A modified endowment contract (MEC) is a designation given to cash value life insurance contracts that have exceeded legal tax limits. When the IRS relabels your life insurance policy as an MEC, it removes the tax benefits of withdrawals you can make from the policy.
What is a modified whole life policy?
A version of a whole life insurance policy where the insured pays less premium than usual for an agreed upon amount of time. After that period of time the premium payments increase to an agreed upon amount that is higher than usual for the life of the policy.
Is a partial withdrawal from life insurance taxable?
When You Make a Partial Withdrawal From the Cash Value of Permanent Insurance. While you’re still living, you can make a partial withdrawal from the cash value portion of your policy, and this amount is not taxable.
Which type of life insurance policy is best suited for paying off?
A permanent policy’s cash value grows over time and can be used to pay premiums or take out a loan from the insurer. Since permanent life insurance policies have much higher rates than term policies, and most financial obligations go away over time, term life insurance is typically the better option for most people.
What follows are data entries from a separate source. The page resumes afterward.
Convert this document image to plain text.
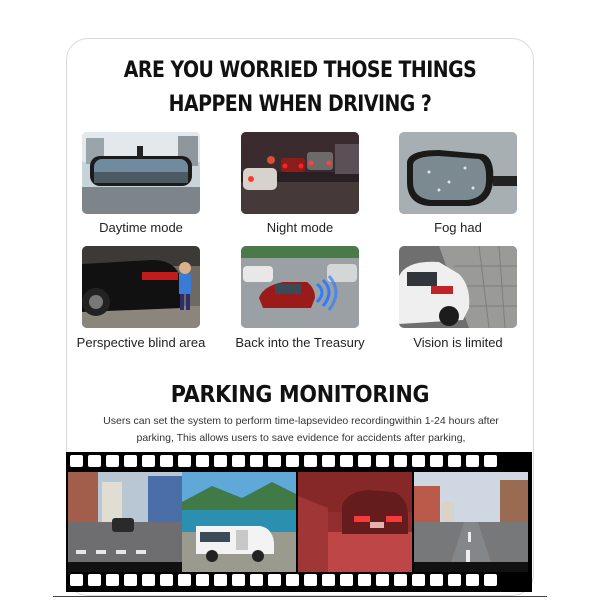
ARE YOU WORRIED THOSE THINGS
HAPPEN WHEN DRIVING ?
Daytime mode	Night mode	Fog had
Perspective blind area	Back into the Treasury	Vision is limited
PARKING MONITORING
Users can set the system to perform time-lapsevideo recordingwithin 1-24 hours after
parking, This allows users to save evidence for accidents after parking,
What is considered a limited pay life policy?
Limited pay life insurance is for an individual who owns a whole life insurance policy but chooses to pay for the total cost of their premiums for a limited number of years. With the limited pay life insurance option, you pay premiums in the first 10, 15, or 20 years of ownership, but the benefits last a lifetime.
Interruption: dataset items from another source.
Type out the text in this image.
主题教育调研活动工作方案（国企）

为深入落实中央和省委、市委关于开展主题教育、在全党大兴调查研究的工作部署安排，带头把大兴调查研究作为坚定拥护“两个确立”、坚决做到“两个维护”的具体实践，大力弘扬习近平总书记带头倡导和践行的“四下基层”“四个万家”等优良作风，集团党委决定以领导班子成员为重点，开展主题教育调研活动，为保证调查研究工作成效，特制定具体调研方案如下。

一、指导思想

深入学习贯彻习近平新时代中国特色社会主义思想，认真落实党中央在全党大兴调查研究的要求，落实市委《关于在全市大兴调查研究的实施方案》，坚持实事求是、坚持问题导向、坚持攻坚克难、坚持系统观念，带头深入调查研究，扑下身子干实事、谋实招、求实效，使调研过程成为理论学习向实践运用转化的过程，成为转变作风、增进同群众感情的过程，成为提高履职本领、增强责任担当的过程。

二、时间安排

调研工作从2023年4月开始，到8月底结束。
What is the aleatory nature of an insurance contract?
In insurance, an aleatory contract refers to an insurance arrangement in which the payouts to the insured are unbalanced. Until the insurance policy results in a payout, the insured pays premiums without receiving anything in return besides coverage.
Can you borrow from a MEC?
Any loans or withdrawals from an MEC are taxed on a last-in-first-out basis (LIFO) instead of FIFO. Therefore, any taxable gain that comes out of the contract is reported before the nontaxable return of principal.
How do you reverse a MEC?
Yes there is a process to reverse MEC status if you discover you violated the 7-pay test. A lot of insurance companies make this process almost automatic in the sense that they will attempt to stop you from doing it before you technically achieve violation.
How are MEC policy loans taxed?
Generally, policy loans from non-MECs are not subject to income tax. But any withdrawals (including loans and partial or full surrenders) taken from the cash value of a MEC are treated as coming from earnings first and are taxed as ordinary income to the extent the policy”s cash value exceeds your basis.